Dilara Elitaş
İnsomnia
.png)
.png)
Günün ve varlığın ışıkları söndüğünde, tertemiz çarşaf ve seni her zaman saklayacak olan yorganla baş başa kaldın. Mükemmele yakın bir zaman makinası olan yatağın seni yarına konduracak.
Tüm gerçekliği içinde tutan güzel kafanı yastığa bırakıyorsun. Sağa dönüyorsun çünkü böyle nefes almak daha kolay. Elini yanağına koysan iyi olur çünkü bu sana kendinden küçük bir sevgi jesti gibi hissettiriyor. Gülümsüyorsun. Hayır, yüz kaslarını kullanırsan uyuyamazsın. Bırak yüzünü, varlığını unut. Bacaklarını kıvırsan daha mı iyi olurdu? Bunu deneyelim. Bu yeterince rahat değil, uzatsan daha iyi olur. Ama kaslarını kullanmamalısın artık. Kim bu şekilde konuşurdu? Üniversiteden biri olmalı, bir kız. Hayır erkekti ve lisedeydi. İşte şimdi saçmalamaya başladın. Bunun ne önemi var şimdi? Beyin kasını da kullanmamalısın. Hepsini unut. Bir ses duydun, boncuk gibi bir şey düştü. Odada neden boncuk düşsün durduk yere? Böyle bir düşüş olmuştu. Bugün çok iyi bir şaka yapmıştın ama anlaşılmadı. Kelimelerin yerlere döküldü, kirlendi. Belki kalan kelimelerinin düşüş sesiydi o. Buna birkaç saat sonra inanabilirsin. Uyuyamayacağını anlıyorum şimdiden. Ne rahatsız ediyor seni, bilmiyorum. Diğer tarafa dönsen daha rahat olursun. Vazgeçtim, o şekilde nefes alamazsın. Dönerken gözlerini açma sakın. Ya başında biri dikiliyorsa? Bu mümkün değil tabii. Ama baksana dışarıda hiç ses yok, bu bazı kapıları açmış olabilir.
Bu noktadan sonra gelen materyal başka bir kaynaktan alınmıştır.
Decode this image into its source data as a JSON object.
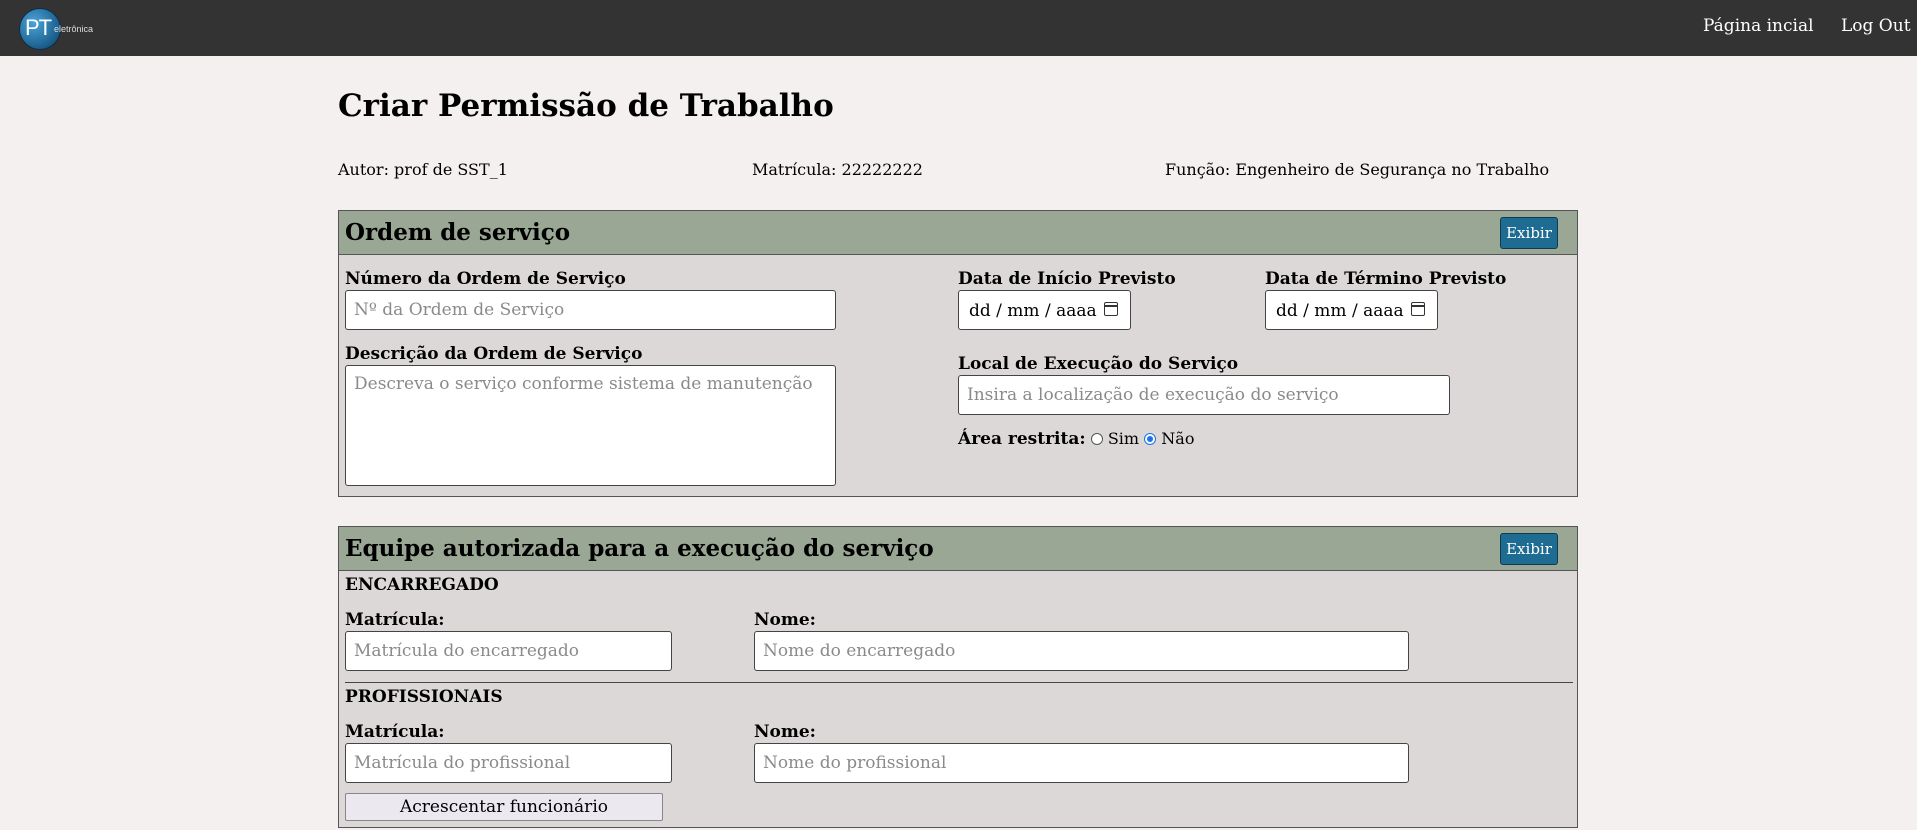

Sessizlik kulaklarını acıtıyor ve yarın seni çekiştirerek uzaklaşıyor gibi hissediyorsun, biliyorum. Hiç yarın olmadığı oldu mu? Bir gün olacak evet ama o zaman böyle bir ağdalı geceden geçmen gerekmez. Geçişleri sevmiyorsun, her şey hemen olsun istiyorsun. İnsanlara da hemen varmak istiyorsun, hemen anlasınlar seni, sormasınlar, kelimeleri yerlere düşürmesinler. Sırt üstü yatmayı dene. Ama olamaz, hemen anlaşılamazsın. Anlaşmak denen şey buranın kurallarına aykırı. Daha gerçekliği bile kanıtlanmamış bir şeysin. Üstelik kendi beynini susturamıyorsun şu an, bu acınası.
Beyin, uyu dendiğinde uyumazmış. Pembe bir ergen olmayı bırakabilseydi keşke. Biraz sıcak oldu, bence yorganı açmalısın. Şimdi de soğuk oldu. Bu işi beceremeyeceksin. Ne giymen gerektiğini insanlığa inat olsun diye öğrenmiyorsun. Kaşlarını çatarsan öfkeli rüyalar görürsün. Gözünü karanlığa dikiyorsun işte. Uykuya inada inat yapıyorsun. Turuncu bir ışık yansıyor tavana, birkaç şekil görüyorsun. Aslında bu, dışarıdaki bir şeyin evine girmiş olması demek. Sokaktan geçen birinin gölgesi, ışıksızlığı evine girebilir ve bu yasaldır tüm disiplinlerin yasalarında. Hayır böyle olmaması gerek. Her şeyi denetleyemeyiz. Her şeyi bırakalım her şeyi. Bunları düşünme artık. Bak söz veriyorum, gözlerini kapatırsan sana hiç haberinin olmadığı imgeler filmi izletirim.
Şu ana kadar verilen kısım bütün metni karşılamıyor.